De la minga y otros asuntos.

CARLOS E. CAÑAR
SARRIA     –

carlosecanar@hotmsil.com         –

Ya lleva más de 20
días la minga indígena  y el conflicto
con el Estado se mantiene incólume, no hay verdaderos acercamientos entre el
Gobierno y los sectores sociales que en el momento de escribir estas líneas
siguen con la carretera panamericana bloqueada con sus consabidas consecuencias
socioeconómicas,

Iván Duque se
mantiene en su posición de que mientras sigan las vías de hecho, él no recurre
al Cauca a dialogar y, los indígenas y campesinos insisten en que si no hace
presencia en el Cauca el primer mandatario, 
no procederán a desbloquear la panamericana. Cómo quien dice, si por acá
en la minga llueve en la presidencia no escampa… y el problema social parece
acrecentarse cada vez más.

Mala cosa, porque
sin voluntad política no se pueden dirimir los conflictos. Este conflicto
nacido en el Cauca se habría podido conjurar en el Cauca y el asunto es que
cada vez cobra un carácter nacional por el respaldo de varias comunidades
indígenas  de todo el territorio
colombiano.

Siempre hemos
pensado que gobernar no es tarea fácil.
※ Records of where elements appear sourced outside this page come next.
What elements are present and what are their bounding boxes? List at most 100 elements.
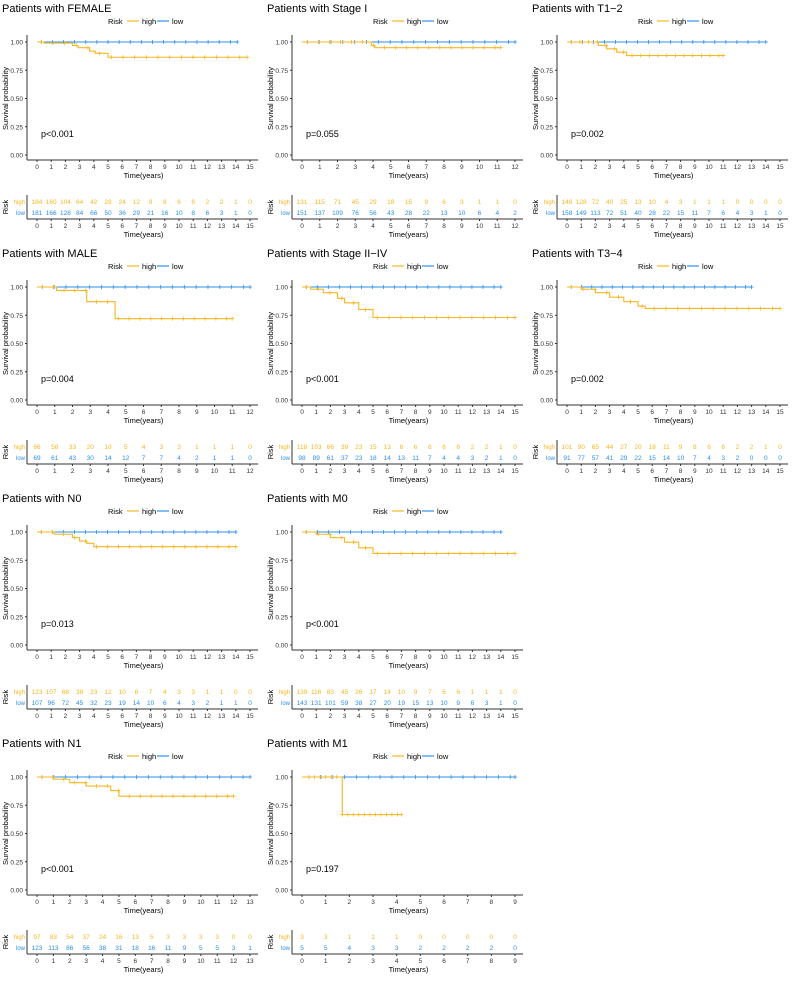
legend-high-label: high [407,752,421,761]
risk-x-tick-label: 14 [762,468,770,475]
risk-x-tick-label: 1 [314,713,318,720]
high-risk-curve-censor-mark [127,544,132,549]
risk-low-count: 77 [578,455,586,462]
high-risk-curve-censor-mark [203,794,208,799]
risk-x-tick-label: 9 [460,223,464,230]
high-risk-curve-censor-mark [334,775,339,779]
y-tick-label: 0.75 [10,558,23,565]
high-risk-curve-censor-mark [387,551,392,556]
risk-x-tick-label: 2 [594,468,598,475]
risk-low-count: 3 [471,455,475,462]
risk-low-count: 3 [721,455,725,462]
x-tick-label: 10 [440,654,448,661]
high-risk-curve-censor-mark [375,315,380,320]
risk-high-count: 0 [778,199,782,206]
risk-low-count: 2 [513,210,517,217]
low-risk-curve-censor-mark [610,285,615,289]
risk-x-tick-label: 12 [734,468,742,475]
y-tick-label: 1.00 [10,530,23,537]
x-tick-label: 3 [371,899,375,906]
risk-low-count: 15 [677,210,685,217]
x-tick-label: 1 [314,409,318,416]
low-risk-curve-censor-mark [449,775,454,779]
risk-x-tick-label: 14 [497,468,505,475]
high-risk-curve-censor-mark [746,306,751,311]
high-risk-curve-censor-mark [231,794,236,799]
risk-high-count: 0 [513,199,517,206]
risk-x-axis-label: Time(years) [654,475,694,484]
legend-low-label: low [702,262,714,271]
risk-x-tick-label: 12 [204,713,212,720]
risk-high-count: 8 [135,689,139,696]
risk-row-low-label: low [16,456,26,462]
risk-row-low-label: low [16,701,26,707]
risk-high-count: 2 [220,199,224,206]
risk-row-low-label: low [281,211,291,217]
risk-row-high-label: high [279,445,290,451]
low-risk-curve-censor-mark [480,285,485,289]
p-value: p<0.001 [306,619,339,629]
high-risk-curve-censor-mark [481,315,486,320]
y-axis-label: Survival probability [531,67,540,130]
low-risk-curve-censor-mark [630,285,635,289]
risk-high-count: 0 [248,444,252,451]
x-tick-label: 9 [693,164,697,171]
high-risk-curve-censor-mark [351,540,356,545]
risk-low-count: 4 [456,455,460,462]
legend-low-label: low [172,262,184,271]
risk-x-tick-label: 2 [336,223,340,230]
risk-x-tick-label: 11 [455,468,462,475]
low-risk-curve-censor-mark [171,530,176,534]
risk-x-tick-label: 5 [117,958,121,965]
low-risk-curve-censor-mark [506,40,511,44]
high-risk-curve-censor-mark [304,285,309,289]
y-tick-label: 1.00 [10,40,23,47]
low-risk-curve-censor-mark [182,530,187,534]
low-risk-curve-censor-mark [668,40,673,44]
risk-x-tick-label: 11 [214,958,221,965]
risk-high-count: 6 [707,444,711,451]
risk-high-count: 0 [232,934,236,941]
risk-low-count: 101 [325,700,336,707]
risk-low-count: 18 [369,455,377,462]
high-risk-curve-censor-mark [245,55,250,60]
risk-high-count: 65 [592,444,600,451]
high-risk-curve-censor-mark [159,316,164,321]
y-tick-label: 0.00 [540,398,553,405]
risk-low-count: 4 [707,455,711,462]
low-risk-curve-censor-mark [411,40,416,44]
x-tick-label: 2 [329,409,333,416]
x-tick-label: 2 [64,164,68,171]
low-risk-curve-censor-mark [682,285,687,289]
high-risk-curve-censor-mark [202,55,207,60]
risk-low-count: 1 [764,210,768,217]
risk-low-count: 57 [592,455,600,462]
risk-high-count: 184 [32,199,43,206]
high-risk-curve-censor-mark [94,784,99,789]
x-tick-label: 12 [734,409,742,416]
x-axis-label: Time(years) [124,171,164,180]
p-value: p=0.002 [571,129,604,139]
low-risk-curve-censor-mark [172,40,177,44]
risk-high-count: 1 [395,934,399,941]
risk-high-count: 25 [620,199,628,206]
low-risk-curve-censor-mark [600,285,605,289]
high-risk-curve-censor-mark [569,285,574,289]
risk-low-count: 45 [76,700,84,707]
low-risk-curve-censor-mark [241,775,246,779]
risk-x-tick-label: 3 [78,223,82,230]
low-risk-curve-censor-mark [117,40,122,44]
high-risk-curve-censor-mark [61,532,66,537]
x-tick-label: 5 [124,409,128,416]
risk-low-count: 2 [206,700,210,707]
risk-x-tick-label: 10 [705,223,713,230]
low-risk-curve-censor-mark [215,530,220,534]
risk-x-tick-label: 2 [68,958,72,965]
risk-x-tick-label: 9 [693,223,697,230]
risk-x-tick-label: 2 [64,713,68,720]
risk-high-count: 9 [424,199,428,206]
risk-high-count: 13 [384,444,392,451]
risk-low-count: 59 [341,700,349,707]
x-tick-label: 9 [183,899,187,906]
risk-high-count: 0 [513,689,517,696]
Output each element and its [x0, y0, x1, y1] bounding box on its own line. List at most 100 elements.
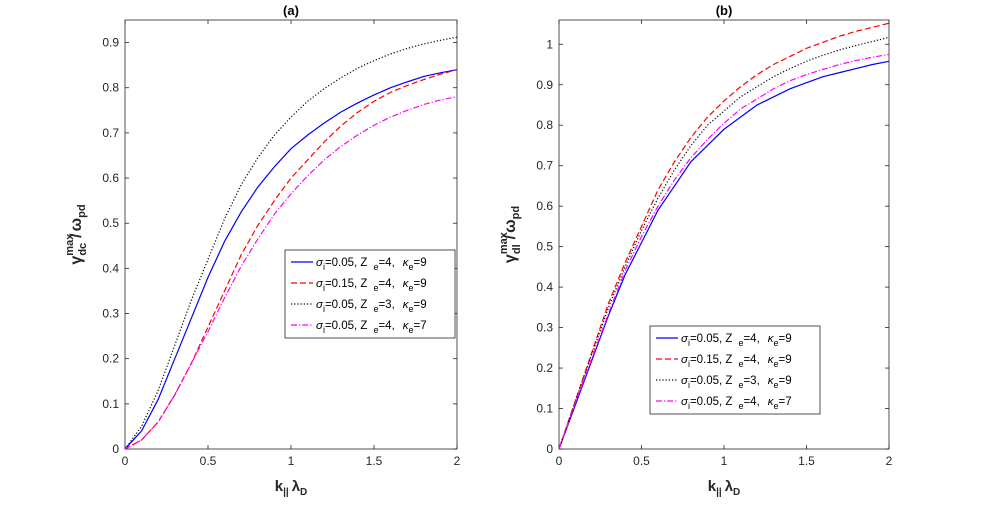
- legend-sigma-sub: i: [688, 401, 690, 411]
- x-axis-label-greek: λ: [725, 478, 734, 495]
- legend-z-sub: e: [373, 262, 378, 272]
- x-tick-label: 1: [288, 454, 295, 468]
- x-tick-label: 0.5: [633, 454, 650, 468]
- legend-kappa-sub: e: [409, 325, 414, 335]
- x-tick-label: 1: [721, 454, 728, 468]
- legend-kappa-value: =9: [779, 375, 792, 387]
- legend-kappa-value: =9: [779, 354, 792, 366]
- legend-kappa-sub: e: [409, 283, 414, 293]
- y-tick-label: 0.7: [536, 159, 553, 173]
- legend-z-sub: e: [373, 283, 378, 293]
- legend-sigma: σ: [681, 354, 689, 366]
- legend-kappa-value: =7: [779, 396, 792, 408]
- legend-sigma-value: =0.05, Z: [325, 320, 368, 332]
- x-tick-label: 2: [454, 454, 461, 468]
- legend-z-sub: e: [373, 325, 378, 335]
- legend-sigma: σ: [316, 320, 324, 332]
- x-axis-label-sub: ||: [716, 487, 722, 498]
- series-line-2: [558, 22, 890, 450]
- legend-kappa: κ: [768, 396, 775, 408]
- chart-panel-b: 0 0.5 1 1.5 2 0 0.1 0.2 0.3 0.4 0.5 0.6 0.7 0.8 0.9 1 (b…: [498, 3, 893, 498]
- legend-sigma-sub: i: [323, 325, 325, 335]
- series-line-1: [558, 60, 890, 450]
- legend-kappa-sub: e: [409, 262, 414, 272]
- legend-z-value: =4,: [743, 333, 759, 345]
- legend-box: [649, 325, 821, 415]
- x-tick-label: 0: [122, 454, 129, 468]
- legend-sigma-sub: i: [323, 283, 325, 293]
- y-axis-label-greek: ω: [502, 219, 519, 233]
- legend-z-value: =4,: [378, 257, 394, 269]
- x-axis-label-greek-sub: D: [300, 487, 307, 498]
- panel-title: (a): [283, 3, 299, 18]
- y-axis-label-sub: dc: [77, 243, 89, 256]
- y-tick-label: 0: [112, 442, 119, 456]
- x-tick-label: 1.5: [366, 454, 383, 468]
- legend-kappa-sub: e: [774, 359, 779, 369]
- y-tick-label: 0: [546, 442, 553, 456]
- legend-kappa: κ: [768, 354, 775, 366]
- legend-z-sub: e: [738, 359, 743, 369]
- legend-kappa: κ: [403, 320, 410, 332]
- y-axis-label-sup: max: [64, 233, 76, 256]
- y-tick-label: 0.5: [536, 240, 553, 254]
- legend-z-value: =4,: [378, 320, 394, 332]
- legend-kappa-sub: e: [774, 401, 779, 411]
- y-tick-label: 0.4: [536, 280, 553, 294]
- legend-sigma: σ: [681, 333, 689, 345]
- legend-sigma-value: =0.15, Z: [690, 354, 733, 366]
- legend-kappa: κ: [768, 333, 775, 345]
- y-tick-label: 0.3: [536, 321, 553, 335]
- y-axis-label: γmaxdc /ωpd: [64, 204, 89, 264]
- y-axis-label-base: γ: [502, 254, 519, 263]
- y-tick-label: 0.8: [102, 81, 119, 95]
- plot-area-frame: [124, 19, 458, 450]
- legend-sigma-value: =0.05, Z: [325, 299, 368, 311]
- legend-z-value: =3,: [378, 299, 394, 311]
- legend-sigma-value: =0.05, Z: [690, 375, 733, 387]
- x-tick-label: 1.5: [798, 454, 815, 468]
- legend-sigma-value: =0.05, Z: [325, 257, 368, 269]
- x-axis-label: k|| λD: [275, 478, 308, 498]
- legend-kappa-value: =7: [414, 320, 427, 332]
- y-tick-label: 0.5: [102, 216, 119, 230]
- series-line-4: [558, 53, 890, 450]
- x-tick-label: 0: [556, 454, 563, 468]
- legend-z-value: =4,: [743, 354, 759, 366]
- legend-kappa-value: =9: [414, 299, 427, 311]
- series-line-3: [124, 36, 458, 450]
- y-axis-label-base: γ: [68, 256, 85, 265]
- y-tick-label: 0.1: [102, 397, 119, 411]
- x-axis-label-greek: λ: [292, 478, 301, 495]
- x-axis-label-base: k: [275, 478, 284, 495]
- legend-kappa: κ: [403, 278, 410, 290]
- y-axis-label-greek-sub: pd: [510, 206, 522, 219]
- legend-kappa-value: =9: [414, 257, 427, 269]
- legend-z-sub: e: [738, 380, 743, 390]
- legend-sigma-value: =0.05, Z: [690, 333, 733, 345]
- legend-kappa-sub: e: [774, 380, 779, 390]
- x-axis-label-base: k: [708, 478, 717, 495]
- panel-title: (b): [716, 3, 733, 18]
- legend-sigma: σ: [316, 278, 324, 290]
- y-axis-label: γmaxdl /ωpd: [498, 206, 523, 263]
- y-axis-label-sub: dl: [511, 244, 523, 254]
- y-tick-label: 0.3: [102, 307, 119, 321]
- legend-sigma: σ: [681, 375, 689, 387]
- y-axis-label-sup: max: [498, 231, 510, 254]
- legend-sigma: σ: [316, 299, 324, 311]
- legend-kappa: κ: [403, 257, 410, 269]
- y-axis-label-slash: /: [502, 234, 519, 239]
- legend-sigma-value: =0.15, Z: [325, 278, 368, 290]
- y-tick-label: 0.6: [536, 199, 553, 213]
- y-tick-label: 1: [546, 37, 553, 51]
- y-tick-label: 0.9: [102, 36, 119, 50]
- legend-kappa-sub: e: [409, 304, 414, 314]
- legend-sigma-sub: i: [323, 304, 325, 314]
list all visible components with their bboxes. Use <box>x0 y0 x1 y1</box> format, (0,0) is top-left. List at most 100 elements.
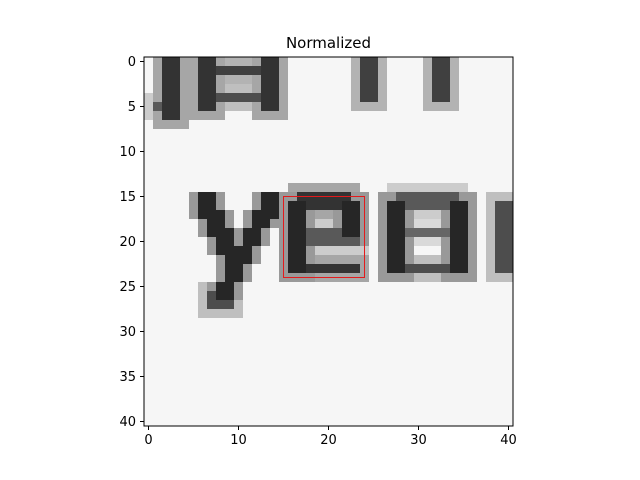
heatmap-cell <box>342 147 352 157</box>
heatmap-cell <box>153 75 163 85</box>
heatmap-cell <box>225 372 235 382</box>
heatmap-cell <box>450 327 460 337</box>
heatmap-cell <box>252 120 262 130</box>
heatmap-cell <box>324 345 334 355</box>
heatmap-cell <box>468 309 478 319</box>
heatmap-cell <box>171 102 181 112</box>
heatmap-cell <box>234 219 244 229</box>
heatmap-cell <box>279 372 289 382</box>
heatmap-cell <box>225 273 235 283</box>
heatmap-cell <box>342 345 352 355</box>
heatmap-cell <box>468 399 478 409</box>
heatmap-cell <box>189 309 199 319</box>
heatmap-cell <box>243 354 253 364</box>
heatmap-cell <box>225 84 235 94</box>
heatmap-cell <box>171 345 181 355</box>
heatmap-cell <box>441 345 451 355</box>
heatmap-cell <box>243 66 253 76</box>
heatmap-cell <box>144 318 154 328</box>
heatmap-cell <box>369 354 379 364</box>
heatmap-cell <box>468 318 478 328</box>
heatmap-cell <box>432 120 442 130</box>
heatmap-cell <box>189 228 199 238</box>
heatmap-cell <box>207 228 217 238</box>
heatmap-cell <box>171 66 181 76</box>
heatmap-cell <box>324 327 334 337</box>
heatmap-cell <box>261 390 271 400</box>
heatmap-cell <box>216 282 226 292</box>
heatmap-cell <box>288 66 298 76</box>
heatmap-cell <box>189 363 199 373</box>
heatmap-cell <box>297 165 307 175</box>
heatmap-cell <box>414 291 424 301</box>
heatmap-cell <box>414 111 424 121</box>
heatmap-cell <box>360 291 370 301</box>
heatmap-cell <box>261 120 271 130</box>
heatmap-cell <box>324 300 334 310</box>
heatmap-cell <box>225 138 235 148</box>
heatmap-cell <box>306 408 316 418</box>
heatmap-cell <box>261 147 271 157</box>
heatmap-cell <box>378 111 388 121</box>
heatmap-cell <box>243 183 253 193</box>
x-axis-ticks: 0 10 20 30 40 <box>144 426 517 448</box>
heatmap-cell <box>378 273 388 283</box>
heatmap-cell <box>288 237 298 247</box>
heatmap-cell <box>153 264 163 274</box>
heatmap-cell <box>414 138 424 148</box>
heatmap-cell <box>261 381 271 391</box>
heatmap-cell <box>387 399 397 409</box>
heatmap-cell <box>486 264 496 274</box>
heatmap-cell <box>333 336 343 346</box>
heatmap-cell <box>369 417 379 427</box>
heatmap-cell <box>477 183 487 193</box>
heatmap-cell <box>414 237 424 247</box>
heatmap-cell <box>477 264 487 274</box>
heatmap-cell <box>189 219 199 229</box>
heatmap-cell <box>252 318 262 328</box>
heatmap-cell <box>423 237 433 247</box>
heatmap-cell <box>504 309 514 319</box>
heatmap-cell <box>261 300 271 310</box>
heatmap-cell <box>315 138 325 148</box>
heatmap-cell <box>144 219 154 229</box>
heatmap-cell <box>315 282 325 292</box>
heatmap-cell <box>333 120 343 130</box>
heatmap-cell <box>468 75 478 85</box>
heatmap-cell <box>198 255 208 265</box>
heatmap-cell <box>369 264 379 274</box>
heatmap-cell <box>351 345 361 355</box>
heatmap-cell <box>234 408 244 418</box>
heatmap-cell <box>144 399 154 409</box>
heatmap-cell <box>504 201 514 211</box>
heatmap-cell <box>162 84 172 94</box>
heatmap-cell <box>279 318 289 328</box>
y-tick-label: 35 <box>119 370 136 385</box>
heatmap-cell <box>225 120 235 130</box>
heatmap-cell <box>270 129 280 139</box>
heatmap-cell <box>279 417 289 427</box>
heatmap-cell <box>459 93 469 103</box>
heatmap-cell <box>369 93 379 103</box>
heatmap-cell <box>342 381 352 391</box>
heatmap-cell <box>162 408 172 418</box>
heatmap-cell <box>342 318 352 328</box>
heatmap-cell <box>153 246 163 256</box>
heatmap-cell <box>369 399 379 409</box>
heatmap-cell <box>432 165 442 175</box>
heatmap-cell <box>414 345 424 355</box>
heatmap-cell <box>351 201 361 211</box>
heatmap-cell <box>477 228 487 238</box>
heatmap-cell <box>306 102 316 112</box>
heatmap-cell <box>243 300 253 310</box>
heatmap-cell <box>486 201 496 211</box>
heatmap-cell <box>423 336 433 346</box>
heatmap-cell <box>270 75 280 85</box>
heatmap-cell <box>234 210 244 220</box>
heatmap-cell <box>225 237 235 247</box>
heatmap-cell <box>333 57 343 67</box>
heatmap-cell <box>450 363 460 373</box>
heatmap-cell <box>189 300 199 310</box>
heatmap-cell <box>297 408 307 418</box>
heatmap-cell <box>405 264 415 274</box>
El gobernante debe tener las mismas
habilidades y destrezas que el timonel del barco, nos dice el filósofo griego,
Platón. El
timonel del Estado debe saber de dónde viene y para dónde
va, conocer
de antemano que vendrán circunstancias difíciles y  que debe estar preparado para
resolverlas. Gobernar es resolver problemas. El timonel del Estado no debe ser
fruto de la improvisación y la irresponsabilidad, porque precisamente de sus
actuaciones u omisiones dependen las expectativas de la gente y el capital político de quienes detentan el poder, aquello que la
ciencia política conoce como legitimidad. Sin gobernabilidad el poder se
destiñe.

Bajo el gobierno de
un mandatario como Duque, diezmado en las encuestas, los problemas sociales
podrían convertirse en oportunidades para materializar gestos de grandeza. Pero
nadie da de lo que no tiene, esa es otra de las dificultades. Un mandatario
entretenido en los problemas de Venezuela, haciendo dejación de los propios
y  buscando protagonismo internacional
ante la falta de popularidad en su propio país, es algo que no deja de ser
cuestionable.

El país se
encuentra polarizado en la apreciación del movimiento social relacionado
con la minga. Reiteramos, como pasa con todos los humanos, los indígenas han
cometido errores, pero eso no da méritos para no escucharlos, ni es pertinente
el uso de la fuerza y la violencia para apabullarlos, hacen parte de nuestra
nacionalidad.
 Exigen cumplimiento de
acuerdos con administraciones pasadas.

Por ello pensamos
que en una verdadera democracia ,discursos incendiarios que
llaman a la fuerza y a la violencia en la solución de conflictos,  deben desaparecer. En los  corazones de no pocos colombianos sigue
abrigado el odio y la guerra. Como si no hubiesen sido suficientes las casi seis
décadas de conflicto interno.

En algunos círculos
de opinión, en las redes sociales  y en
el mismo gobierno se escucha la queja en el sentido de que la minga tiene un
tinte político. Claro que lo tiene y es conveniente que lo siga teniendo. Desde
la Antigüedad con Aristóteles se dice que el hombre es un animal político. Muy
cierto. Todo lo que nos rodea en la cotidianidad social, está relacionado con
la política. Políticos son los diálogos y los procesos de negociación,
políticos son los acuerdos, políticos son los actores sociales comprometidos
con el conflicto y hasta el agua que consumimos tiene que ver con la política.

Como no hay mal que
dure cien años ni cuerpo que lo resista, alguien o ambos actores comprometidos
directamente en el conflicto tienen que ceder y no radicalizarse. La
prepotencia sólo conlleva a recrudecer las diferencias y a perturbar el ánimo
conciliatorio.  En la medida en que se enaltece la vanidad de los actores sociales que tienen la
potestad de resolver el conflicto y no lo hacen, la
sociedad
se afecta más:

Es posible que estemos equivocados, pero se siente poca o nula intermediación de la dirigencia regional en el manejo del conflicto que hoy mantiene bloqueada la carretera panamericana. Se necesita un liderazgo categórico en los escenarios de conflicto y ante las instancias de poder.